🕹 A Massive Leap in ML for Gaming
📝 Editorial
Gaming has been at the center of the ML renaissance for the last few years. In many ways, the deep learning race was kicked off by AlphaGo performance again Go’s legend Le Sedol. However, most of the advancements in ML for gaming have been specialized in either perfect or imperfect information games but never both at the same time. Models that mastered chess and Go struggle with imperfect games such as Poker. Even models like AlphaZero, which learned to play multiple games simultaneously, were constrained to perfect information environments. The reason for this is based on the intrinsic dynamics of both types of game environments. Perfect information games, like Chess and Go, are a good fit for ML techniques relying on self-play learning and local min-max search of the gamespace, while imperfect information games like Poker rely on game-reasoning techniques. Earlier this week, DeepMind unveiled a new ML method that can change these constraints forever.

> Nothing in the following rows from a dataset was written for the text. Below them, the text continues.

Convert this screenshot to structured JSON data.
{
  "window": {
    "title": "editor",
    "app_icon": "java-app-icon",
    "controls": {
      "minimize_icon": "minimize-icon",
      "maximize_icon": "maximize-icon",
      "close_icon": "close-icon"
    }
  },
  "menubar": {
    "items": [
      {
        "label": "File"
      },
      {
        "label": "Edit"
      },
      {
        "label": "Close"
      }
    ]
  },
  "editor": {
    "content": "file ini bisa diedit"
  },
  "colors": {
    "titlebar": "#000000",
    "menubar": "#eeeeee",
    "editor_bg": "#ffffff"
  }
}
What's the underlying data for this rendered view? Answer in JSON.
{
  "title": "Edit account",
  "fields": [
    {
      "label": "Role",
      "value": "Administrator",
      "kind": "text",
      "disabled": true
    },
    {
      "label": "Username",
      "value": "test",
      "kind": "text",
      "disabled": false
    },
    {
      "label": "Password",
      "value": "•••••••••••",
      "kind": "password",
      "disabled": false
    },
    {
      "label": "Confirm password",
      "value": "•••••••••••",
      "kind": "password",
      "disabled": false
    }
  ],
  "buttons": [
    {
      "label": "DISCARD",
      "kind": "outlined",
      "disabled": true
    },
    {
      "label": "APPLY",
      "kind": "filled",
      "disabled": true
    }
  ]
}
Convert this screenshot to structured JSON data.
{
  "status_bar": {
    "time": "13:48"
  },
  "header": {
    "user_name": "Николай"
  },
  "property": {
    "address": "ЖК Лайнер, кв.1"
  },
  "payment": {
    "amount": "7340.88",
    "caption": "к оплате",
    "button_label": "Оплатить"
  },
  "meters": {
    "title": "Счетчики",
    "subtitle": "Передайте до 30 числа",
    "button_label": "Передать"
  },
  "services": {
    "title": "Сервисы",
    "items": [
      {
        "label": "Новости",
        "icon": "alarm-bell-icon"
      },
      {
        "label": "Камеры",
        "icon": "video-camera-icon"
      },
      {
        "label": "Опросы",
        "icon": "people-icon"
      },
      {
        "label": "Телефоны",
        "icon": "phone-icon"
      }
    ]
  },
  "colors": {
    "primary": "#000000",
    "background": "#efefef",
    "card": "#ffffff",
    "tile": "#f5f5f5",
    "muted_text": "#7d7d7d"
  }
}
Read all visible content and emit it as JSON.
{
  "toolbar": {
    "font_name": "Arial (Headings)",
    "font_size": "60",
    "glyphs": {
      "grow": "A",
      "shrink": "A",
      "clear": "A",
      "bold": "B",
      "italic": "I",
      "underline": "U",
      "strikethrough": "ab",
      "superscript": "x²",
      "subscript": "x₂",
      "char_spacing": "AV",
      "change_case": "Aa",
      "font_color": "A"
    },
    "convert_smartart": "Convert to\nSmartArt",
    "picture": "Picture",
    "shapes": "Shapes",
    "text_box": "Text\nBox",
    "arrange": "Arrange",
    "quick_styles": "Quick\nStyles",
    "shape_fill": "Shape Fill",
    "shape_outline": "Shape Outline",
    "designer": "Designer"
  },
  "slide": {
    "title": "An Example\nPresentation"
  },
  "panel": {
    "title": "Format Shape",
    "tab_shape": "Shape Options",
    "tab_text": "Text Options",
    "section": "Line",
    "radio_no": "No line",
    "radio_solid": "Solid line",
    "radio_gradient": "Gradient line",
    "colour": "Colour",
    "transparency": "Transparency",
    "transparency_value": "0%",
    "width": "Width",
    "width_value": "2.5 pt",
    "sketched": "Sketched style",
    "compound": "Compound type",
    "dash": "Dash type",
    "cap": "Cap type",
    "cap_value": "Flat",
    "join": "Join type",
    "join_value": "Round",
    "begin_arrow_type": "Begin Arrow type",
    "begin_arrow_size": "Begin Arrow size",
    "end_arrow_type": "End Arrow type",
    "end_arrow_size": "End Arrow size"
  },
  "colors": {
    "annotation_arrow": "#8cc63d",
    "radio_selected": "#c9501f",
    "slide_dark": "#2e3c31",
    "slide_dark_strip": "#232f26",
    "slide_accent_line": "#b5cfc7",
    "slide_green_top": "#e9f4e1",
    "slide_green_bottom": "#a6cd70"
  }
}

Player of Games (PoG) is the first ML model able to play perfect and imperfect information games at scale. Created by DeepMind, PoG combines self-play learning, search, and game-theoretic reasoning in a single model that can adapt to perfect and imperfect information environments. The model achieved super-human performance in perfect games like Chess and Go as well as imperfect games like Poker or Scotland Yard. Beyond the applications in gaming, PoG is a massive leap towards building ML models that can adapt to real-world domains such as weather forecasting or energy optimization that combine perfect and imperfect information. We should expect PoG to become a seminal algorithm in the next wave of ML gaming research.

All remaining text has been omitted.